O. было лет шестьдесят. Под стать упитанному, холёному лицу — седая козлиная бородка. Но когда он начал объяснять мне условия выделения кредита, вид у него был усталый и недовольный. Провинция Идзу известна лишь своими горячими источниками, из неё не вышло ни одного выдающегося деятеля. Вот он и решил предоставлять кредит, чтобы способствовать воспитанию такого рода личностей. Но выдающиеся люди не выходят из бедной среды. Для их развития необходимы благополучные условия жизни. Поэтому его кредит не предназначен для бедных, которым надо было бы оплачивать затраты в полном объёме, а подразумевает тех, кто нуждается лишь в покрытии недостающей части расходов.

Выслушав его объяснение, я понял, что мне пора уходить. Но я не мог так просто смириться с абсурдностью его взглядов и пустился запальчиво доказывать их несостоятельность. Затем я объяснил, что меня побудило прийти к нему, добавив, что ошибся, полагая, будто он руководствовался более возвышенными соображениями, и теперь раскаиваюсь в своей доверчивости.

Пощипывая свою козлиную бородку, O. громко расхохотался. Начал расспрашивать меня о моей семье, о моих успехах в учёбе, круге общения, жизненных целях. Я отвечал без робости.

— Я поступил в Первый лицей потому, что мечтал, получив хорошее образование, стать выдающимся человеком и иметь возможность трудиться на благо простых людей. Сейчас же я подумываю о том, чтобы стать дипломатом. Я бы хотел на время уехать из Японии, чтобы лучше узнать другие страны, а через них и нашу страну. Порой мне кажется, что это желание — результат моего нравственного падения, но мне хочется испытать, на что я способен. Однако не исключаю, что после того, как я поступлю в университет и проучусь два-три года, мои планы изменятся.

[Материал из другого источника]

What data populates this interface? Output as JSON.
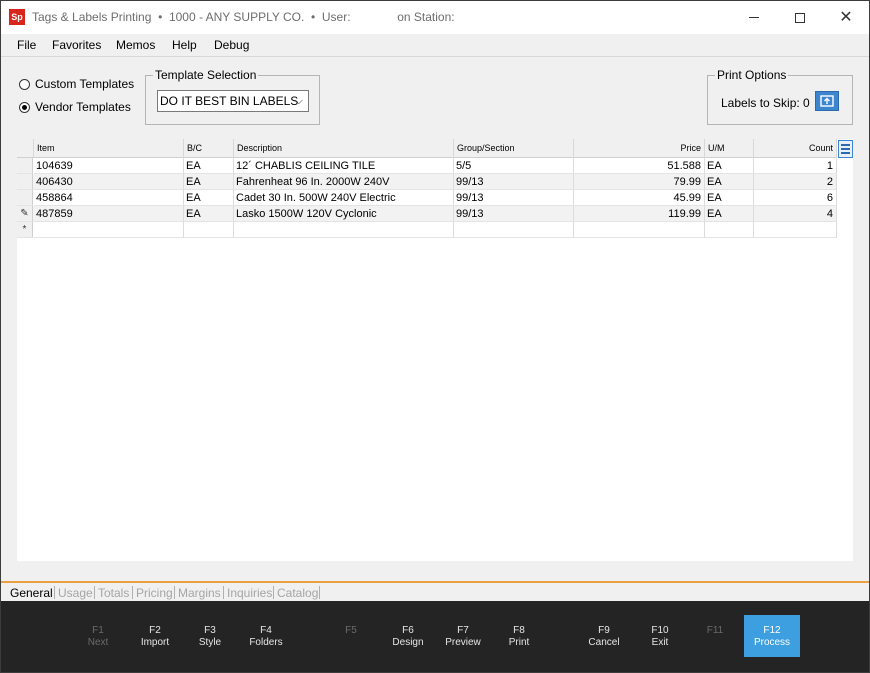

Пока я всё это говорил, у O. заметно улучшилось настроение. Он рассказал, что ему случалось охотиться в моих родных местах — в горах Усибусэ и Кацура. Вскоре пробило полдень. О. велел принести ему бумажник и, вынув три чистенькие купюры по десять йен, сказал:

— Это тебе на февраль и март. Если в марте на каникулы поедешь к себе домой, зайди в мой особняк в Идзу. К тому времени я наведу о тебе справки. Если приму решение тебя кредитовать, эти тридцать йен приплюсую к сумме кредита, если же кредит выделить не смогу, считай это подарком от меня… Что касается кредита, сколько бы тебя устроило в месяц?

— Конечно, для меня чем больше, тем лучше, но в этом вопросе я всецело полагаюсь на вас…

Получив тридцать йен, я вернулся в приёмную.

— По тому, что ваша беседа так затянулась, я понял, что вы добились успеха, — обрадовался Огивара.

По-прежнему шёл снег. Я вернулся в общежитие в половине второго, мучимый голодом. Первым делом выкупил за пятьдесят сэн "Исследование добра". Меня переполняла такая радость, что я хотел, как ребёнок, носиться по снегу. Был канун юбилейных торжеств. Мои одноклассники закончили украшать комнаты и разучивали гимн общежития. Я позвал К. в Императорский театр. Там Цубоути Сико, только что вернувшийся из Англии, играл Гамлета, и все газеты чуть ли не ежедневно восторженно писали о его игре. Я отозвал удивлённого К. в угол комнаты и в двух словах рассказал ему о результатах своего визита к О. К. радостно схватил меня за руку и обнял.